The first embed (or similar, or search --hybrid) downloads the embedding model (~300MB) from Hugging Face into ~/.smolbren/models/ and prints progress to stderr. Every later run loads it from that cache — no network needed. If a download fails midway, delete ~/.smolbren/models/ and retry.

Output

A single JSON stats object:
FieldTypeDescription
scannedintegerNotes present in the index
unchangedintegerNotes whose embeddings were already current
embeddedintegerNotes (re-)embedded this run
removedintegerNotes whose embeddings were dropped because the note was deleted
chunks_writtenintegerChunk vectors written this run
chunks_totalintegerTotal chunk vectors in the dataset after the run
modelstringIdentifier of the embedding model used
duration_msintegerWall-clock duration

Examples

First embed of a vault
smolbren embed
{"scanned":412,"unchanged":0,"embedded":412,"removed":0,"chunks_written":561,"chunks_total":561,"model":"embeddinggemma-300m-onnx-q4","duration_ms":48210}
Incremental run after editing two notes
smolbren embed
{"scanned":412,"unchanged":410,"embedded":2,"removed":0,"chunks_written":3,"chunks_total":562,"model":"embeddinggemma-300m-onnx-q4","duration_ms":2144}
An incremental run with nothing to do returns immediately without even loading the model.

Chunking

Bodies are split into ~3.2KB (~800 token) chunks that prefer markdown boundaries — headings start new blocks, fenced code stays intact — with a 15% tail overlap between consecutive chunks so sentences straddling a cut remain findable.

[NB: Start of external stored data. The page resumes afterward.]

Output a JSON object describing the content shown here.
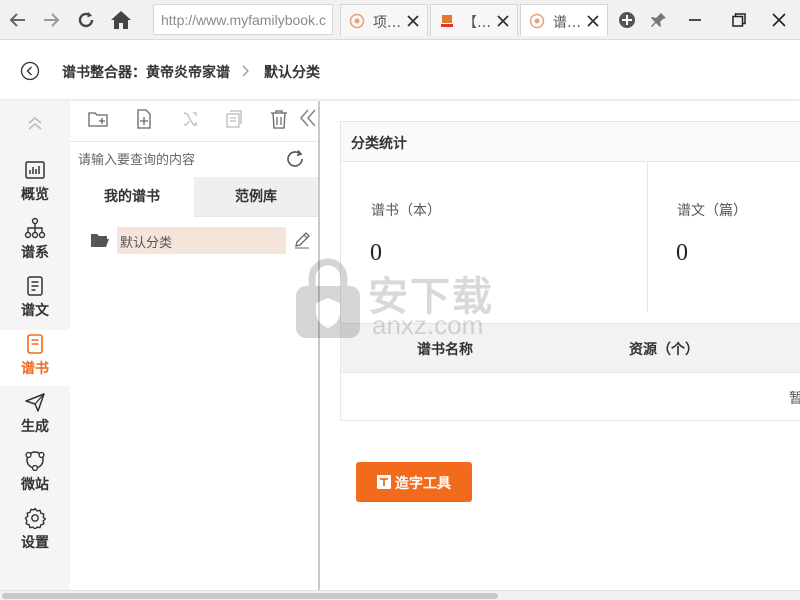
{
  "browser": {
    "url": "http://www.myfamilybook.c",
    "tabs": [
      {
        "title": "项…",
        "active": false,
        "icon": "flower-favicon"
      },
      {
        "title": "【…",
        "active": false,
        "icon": "site-favicon"
      },
      {
        "title": "谱…",
        "active": true,
        "icon": "flower-favicon"
      }
    ]
  },
  "header": {
    "crumb1": "谱书整合器：黄帝炎帝家谱",
    "crumb2": "默认分类"
  },
  "leftnav": {
    "items": [
      {
        "label": "概览",
        "icon": "chart-icon",
        "active": false
      },
      {
        "label": "谱系",
        "icon": "tree-icon",
        "active": false
      },
      {
        "label": "谱文",
        "icon": "document-icon",
        "active": false
      },
      {
        "label": "谱书",
        "icon": "book-icon",
        "active": true
      },
      {
        "label": "生成",
        "icon": "send-icon",
        "active": false
      },
      {
        "label": "微站",
        "icon": "network-icon",
        "active": false
      },
      {
        "label": "设置",
        "icon": "gear-icon",
        "active": false
      }
    ]
  },
  "tree": {
    "search_placeholder": "请输入要查询的内容",
    "tab_mine": "我的谱书",
    "tab_sample": "范例库",
    "node_label": "默认分类"
  },
  "main": {
    "stats_title": "分类统计",
    "stat_books_label": "谱书（本）",
    "stat_books_value": "0",
    "stat_articles_label": "谱文（篇）",
    "stat_articles_value": "0",
    "col_name": "谱书名称",
    "col_resource": "资源（个）",
    "empty_text": "暂",
    "font_tool_label": "造字工具"
  },
  "watermark": {
    "cn": "安下载",
    "en": "anxz.com"
  },
  "colors": {
    "accent": "#f26a1b",
    "node_highlight": "#f4e4da"
  }
}
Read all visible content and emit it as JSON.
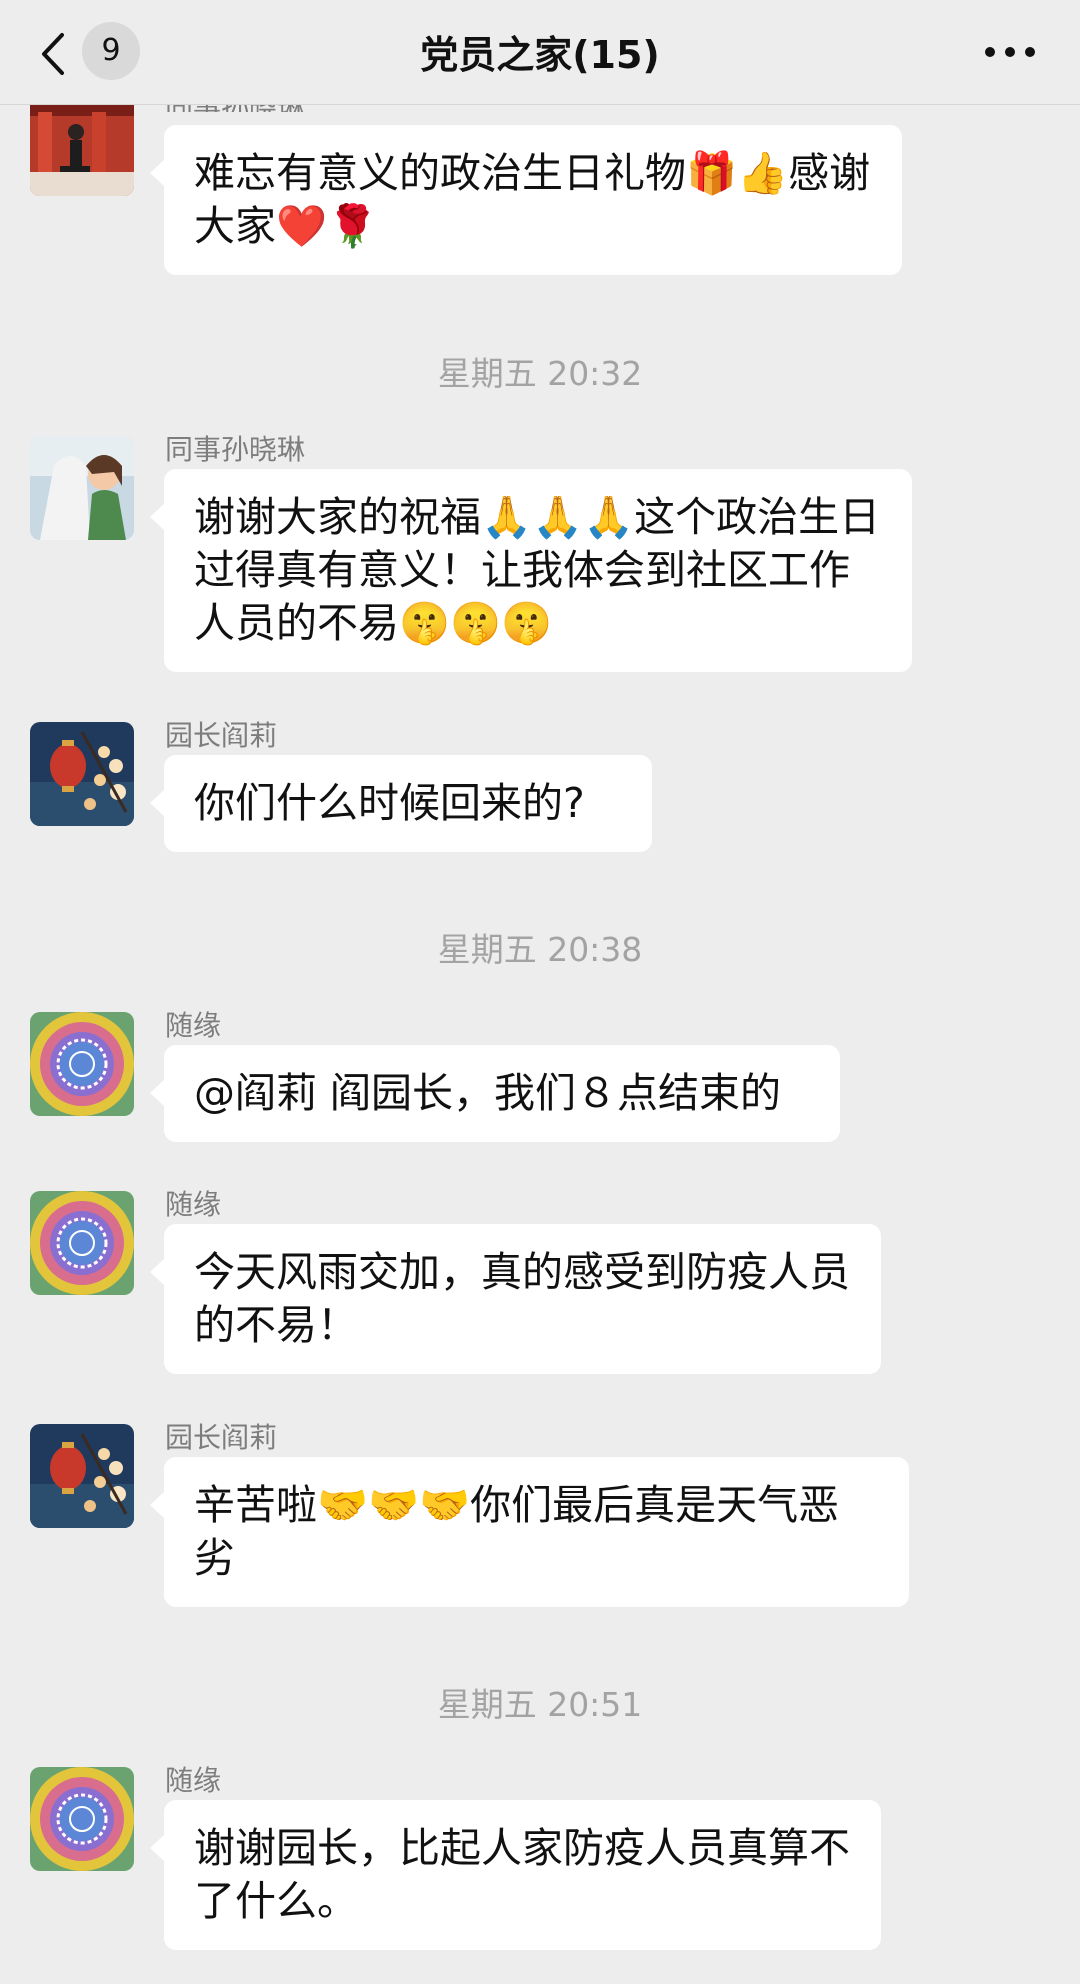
{
  "header": {
    "back_count": "9",
    "title": "党员之家(15)",
    "back_icon": "chevron-left-icon",
    "more_icon": "more-dots-icon"
  },
  "messages": [
    {
      "sender": "同事孙晓琳",
      "text": "难忘有意义的政治生日礼物🎁👍感谢大家❤️🌹"
    },
    {
      "time": "星期五 20:32"
    },
    {
      "sender": "同事孙晓琳",
      "text": "谢谢大家的祝福🙏🙏🙏这个政治生日过得真有意义！让我体会到社区工作人员的不易🤫🤫🤫"
    },
    {
      "sender": "园长阎莉",
      "text": "你们什么时候回来的?"
    },
    {
      "time": "星期五 20:38"
    },
    {
      "sender": "随缘",
      "text": "@阎莉 阎园长，我们８点结束的"
    },
    {
      "sender": "随缘",
      "text": "今天风雨交加，真的感受到防疫人员的不易！"
    },
    {
      "sender": "园长阎莉",
      "text": "辛苦啦🤝🤝🤝你们最后真是天气恶劣"
    },
    {
      "time": "星期五 20:51"
    },
    {
      "sender": "随缘",
      "text": "谢谢园长，比起人家防疫人员真算不了什么。"
    }
  ]
}
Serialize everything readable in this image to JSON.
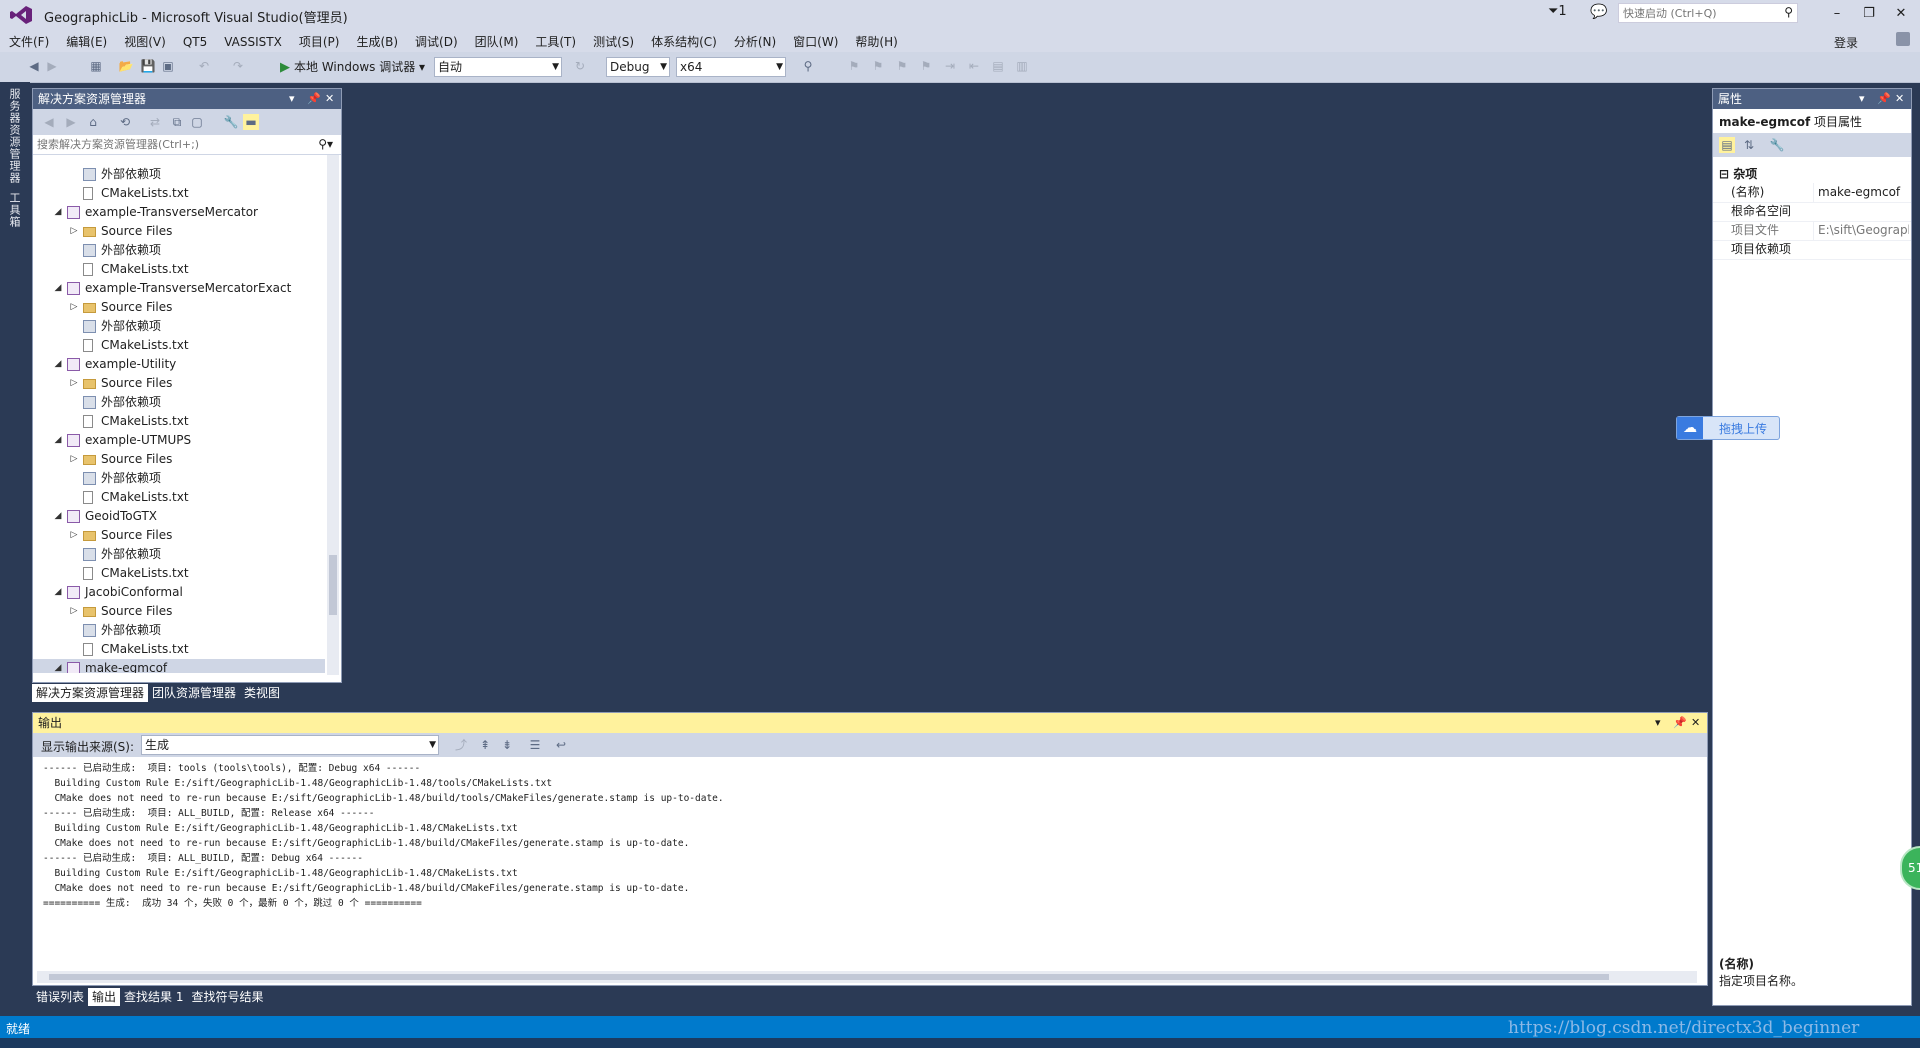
{
  "window": {
    "title": "GeographicLib - Microsoft Visual Studio(管理员)",
    "filter_count": "1",
    "quick_launch_placeholder": "快速启动 (Ctrl+Q)",
    "controls": {
      "minimize": "–",
      "restore": "❐",
      "close": "✕"
    }
  },
  "menu": {
    "items": [
      "文件(F)",
      "编辑(E)",
      "视图(V)",
      "QT5",
      "VASSISTX",
      "项目(P)",
      "生成(B)",
      "调试(D)",
      "团队(M)",
      "工具(T)",
      "测试(S)",
      "体系结构(C)",
      "分析(N)",
      "窗口(W)",
      "帮助(H)"
    ],
    "login": "登录"
  },
  "toolbar": {
    "debugger": "本地 Windows 调试器",
    "solution_config": "自动",
    "build_config": "Debug",
    "platform": "x64"
  },
  "leftstrip": {
    "tab1": "服务器资源管理器",
    "tab2": "工具箱"
  },
  "solution_explorer": {
    "title": "解决方案资源管理器",
    "search_placeholder": "搜索解决方案资源管理器(Ctrl+;)",
    "tree": [
      {
        "level": 2,
        "icon": "ext",
        "label": "外部依赖项"
      },
      {
        "level": 2,
        "icon": "file",
        "label": "CMakeLists.txt"
      },
      {
        "level": 1,
        "icon": "proj",
        "label": "example-TransverseMercator",
        "expanded": true
      },
      {
        "level": 2,
        "icon": "folder",
        "label": "Source Files",
        "collapsed": true
      },
      {
        "level": 2,
        "icon": "ext",
        "label": "外部依赖项"
      },
      {
        "level": 2,
        "icon": "file",
        "label": "CMakeLists.txt"
      },
      {
        "level": 1,
        "icon": "proj",
        "label": "example-TransverseMercatorExact",
        "expanded": true
      },
      {
        "level": 2,
        "icon": "folder",
        "label": "Source Files",
        "collapsed": true
      },
      {
        "level": 2,
        "icon": "ext",
        "label": "外部依赖项"
      },
      {
        "level": 2,
        "icon": "file",
        "label": "CMakeLists.txt"
      },
      {
        "level": 1,
        "icon": "proj",
        "label": "example-Utility",
        "expanded": true
      },
      {
        "level": 2,
        "icon": "folder",
        "label": "Source Files",
        "collapsed": true
      },
      {
        "level": 2,
        "icon": "ext",
        "label": "外部依赖项"
      },
      {
        "level": 2,
        "icon": "file",
        "label": "CMakeLists.txt"
      },
      {
        "level": 1,
        "icon": "proj",
        "label": "example-UTMUPS",
        "expanded": true
      },
      {
        "level": 2,
        "icon": "folder",
        "label": "Source Files",
        "collapsed": true
      },
      {
        "level": 2,
        "icon": "ext",
        "label": "外部依赖项"
      },
      {
        "level": 2,
        "icon": "file",
        "label": "CMakeLists.txt"
      },
      {
        "level": 1,
        "icon": "proj",
        "label": "GeoidToGTX",
        "expanded": true
      },
      {
        "level": 2,
        "icon": "folder",
        "label": "Source Files",
        "collapsed": true
      },
      {
        "level": 2,
        "icon": "ext",
        "label": "外部依赖项"
      },
      {
        "level": 2,
        "icon": "file",
        "label": "CMakeLists.txt"
      },
      {
        "level": 1,
        "icon": "proj",
        "label": "JacobiConformal",
        "expanded": true
      },
      {
        "level": 2,
        "icon": "folder",
        "label": "Source Files",
        "collapsed": true
      },
      {
        "level": 2,
        "icon": "ext",
        "label": "外部依赖项"
      },
      {
        "level": 2,
        "icon": "file",
        "label": "CMakeLists.txt"
      },
      {
        "level": 1,
        "icon": "proj",
        "label": "make-egmcof",
        "expanded": true,
        "selected": true
      }
    ],
    "tabs": [
      "解决方案资源管理器",
      "团队资源管理器",
      "类视图"
    ]
  },
  "output": {
    "title": "输出",
    "source_label": "显示输出来源(S):",
    "source_value": "生成",
    "lines": [
      "------ 已启动生成:  项目: tools (tools\\tools), 配置: Debug x64 ------",
      "  Building Custom Rule E:/sift/GeographicLib-1.48/GeographicLib-1.48/tools/CMakeLists.txt",
      "  CMake does not need to re-run because E:/sift/GeographicLib-1.48/build/tools/CMakeFiles/generate.stamp is up-to-date.",
      "------ 已启动生成:  项目: ALL_BUILD, 配置: Release x64 ------",
      "  Building Custom Rule E:/sift/GeographicLib-1.48/GeographicLib-1.48/CMakeLists.txt",
      "  CMake does not need to re-run because E:/sift/GeographicLib-1.48/build/CMakeFiles/generate.stamp is up-to-date.",
      "------ 已启动生成:  项目: ALL_BUILD, 配置: Debug x64 ------",
      "  Building Custom Rule E:/sift/GeographicLib-1.48/GeographicLib-1.48/CMakeLists.txt",
      "  CMake does not need to re-run because E:/sift/GeographicLib-1.48/build/CMakeFiles/generate.stamp is up-to-date.",
      "========== 生成:  成功 34 个，失败 0 个，最新 0 个，跳过 0 个 =========="
    ],
    "tabs": [
      "错误列表",
      "输出",
      "查找结果 1",
      "查找符号结果"
    ]
  },
  "properties": {
    "title": "属性",
    "object_name": "make-egmcof",
    "object_type": "项目属性",
    "category": "杂项",
    "rows": [
      {
        "name": "(名称)",
        "value": "make-egmcof",
        "dim": false
      },
      {
        "name": "根命名空间",
        "value": "",
        "dim": false
      },
      {
        "name": "项目文件",
        "value": "E:\\sift\\Geographi",
        "dim": true
      },
      {
        "name": "项目依赖项",
        "value": "",
        "dim": false
      }
    ],
    "desc_title": "(名称)",
    "desc_text": "指定项目名称。"
  },
  "upload": {
    "label": "拖拽上传"
  },
  "badge": {
    "text": "51"
  },
  "status": {
    "text": "就绪",
    "watermark": "https://blog.csdn.net/directx3d_beginner"
  }
}
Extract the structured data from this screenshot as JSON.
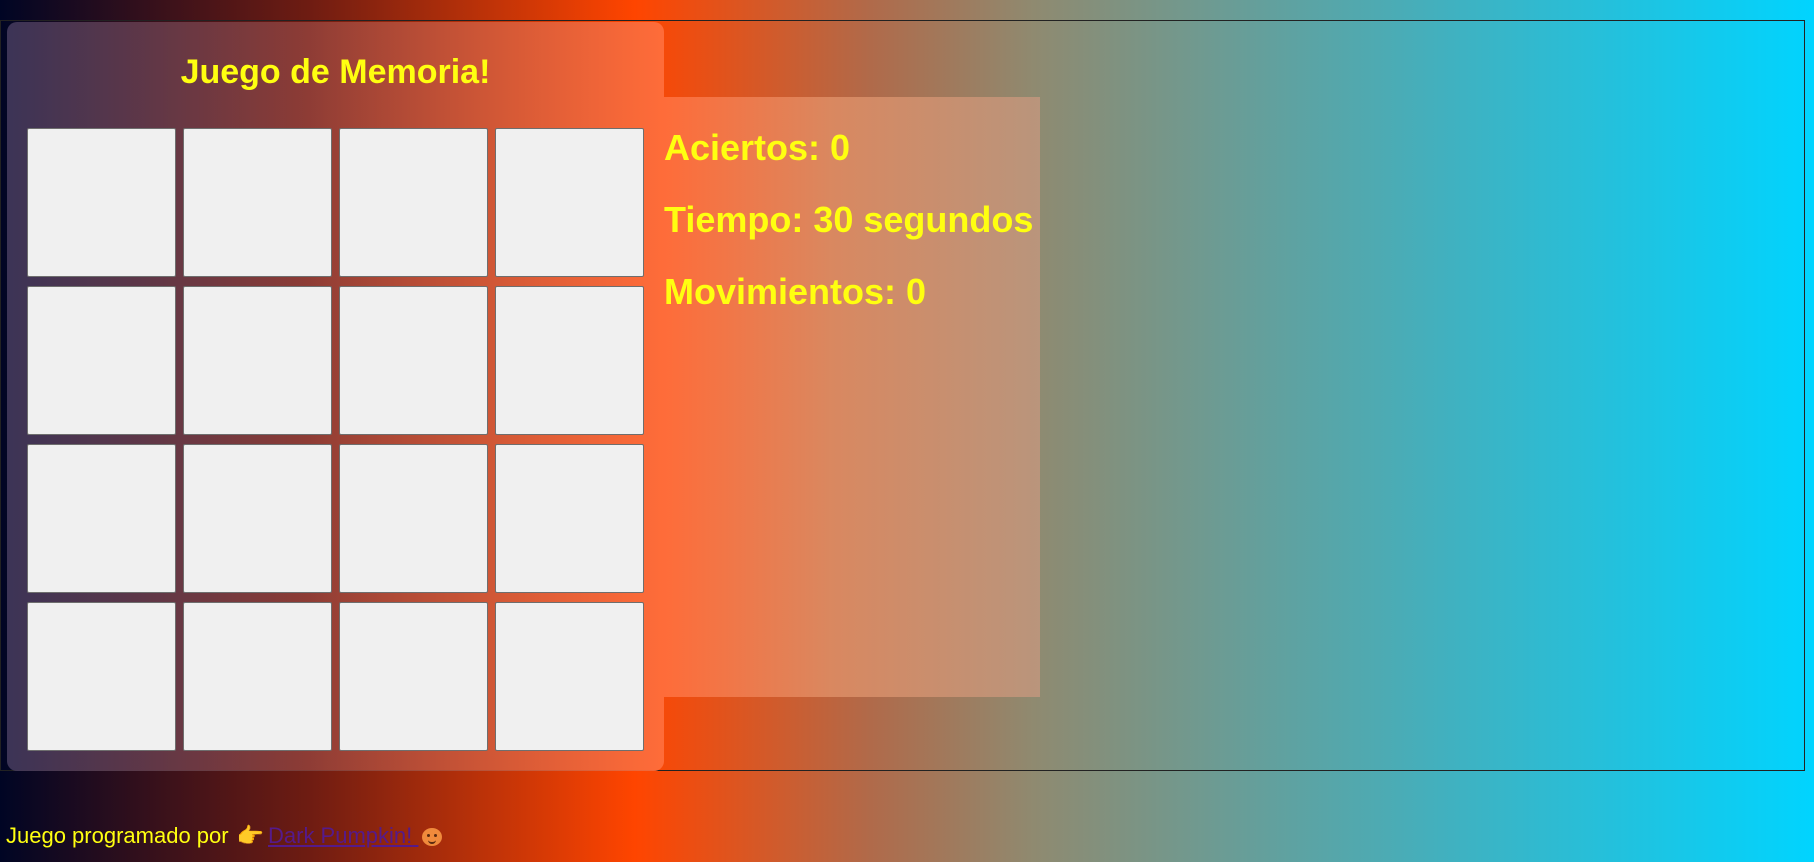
{
  "game": {
    "title": "Juego de Memoria!",
    "cards": [
      {
        "id": 1
      },
      {
        "id": 2
      },
      {
        "id": 3
      },
      {
        "id": 4
      },
      {
        "id": 5
      },
      {
        "id": 6
      },
      {
        "id": 7
      },
      {
        "id": 8
      },
      {
        "id": 9
      },
      {
        "id": 10
      },
      {
        "id": 11
      },
      {
        "id": 12
      },
      {
        "id": 13
      },
      {
        "id": 14
      },
      {
        "id": 15
      },
      {
        "id": 16
      }
    ]
  },
  "stats": {
    "aciertos": "Aciertos: 0",
    "tiempo": "Tiempo: 30 segundos",
    "movimientos": "Movimientos: 0"
  },
  "footer": {
    "text": "Juego programado por",
    "hand_icon": "👉",
    "link_text": "Dark Pumpkin!",
    "pumpkin_icon": "pumpkin-icon"
  },
  "colors": {
    "text_accent": "#ffff10",
    "card_face": "#f0f0f0",
    "link": "#551a8b"
  }
}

Notes with empty bodies are embedded from their title so they still appear in similarity results.
If the embedding model or chunking parameters change between runs (e.g. after a smolbren upgrade), embed detects the drift via the vault’s embeddings_meta.json and automatically escalates to a full re-embed, so stored vectors are always mutually comparable.
Run embed after index whenever your notes change. similar and search --hybrid read whatever embeddings exist; notes deleted since the last embed are silently dropped from results, and new notes are invisible to semantic search until embedded.